ROYAL OAK, Mich., January 20, 2012 – Robust breeding activity among the mission golden-eyed tree frogs at the Detroit Zoo’s National Amphibian Conservation Center has produced around 50 tadpoles in various stages of metamorphosis.  The species is also known as the Amazon milk frog or blue milk frog for the milky-white toxin it secretes through its skin when threatened. 

“Amphibian metamorphosis is one of the most fascinating developmental processes in the animal kingdom.  These little creatures start without limbs or lungs, living solely under water, and gradually change to breathe air and hop around on land.  It’s fascinating to see the frogs in the various stages of this development,” said Curator of Amphibians Marcy Sieggreen.   

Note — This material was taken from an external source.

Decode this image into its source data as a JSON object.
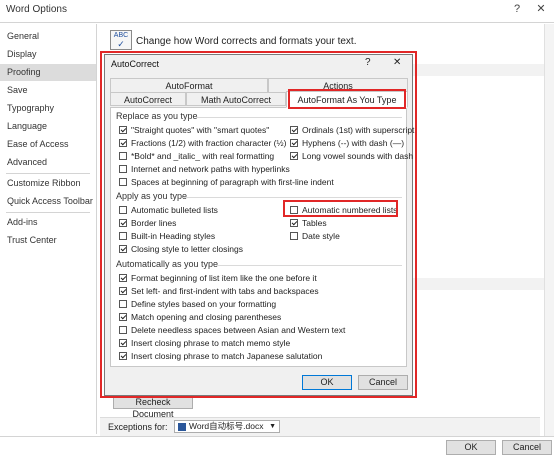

Most of the Zoo’s 75 amphibian species are bred in carefully controlled environments behind the scenes; this is a unique and limited opportunity for visitors to see tadpoles up close.  Some of the milk frog tadpoles are still in the early stages of metamorphosis while others have formed hind and fore limbs and absorbed their tails.  Many have transformed into froglets. 

The mission golden-eyed tree frog (Trachycephalus resinifictrix) is a relatively large amphibian, growing up to 4 inches in length.  The frog is light blue in color with bands of grey or brown, and its black eyes are rimmed with flecks of gold.  

The mission golden-eyed tree frog lives high in the canopy of South America’s tropical rainforests, breeding in tree cavities.  Because of its tree-dwelling lifestyle, it is rarely seen but has a characteristic loud call.  Although not significantly threatened at present, loss of habitat due to agriculture and logging could have an impact on some populations.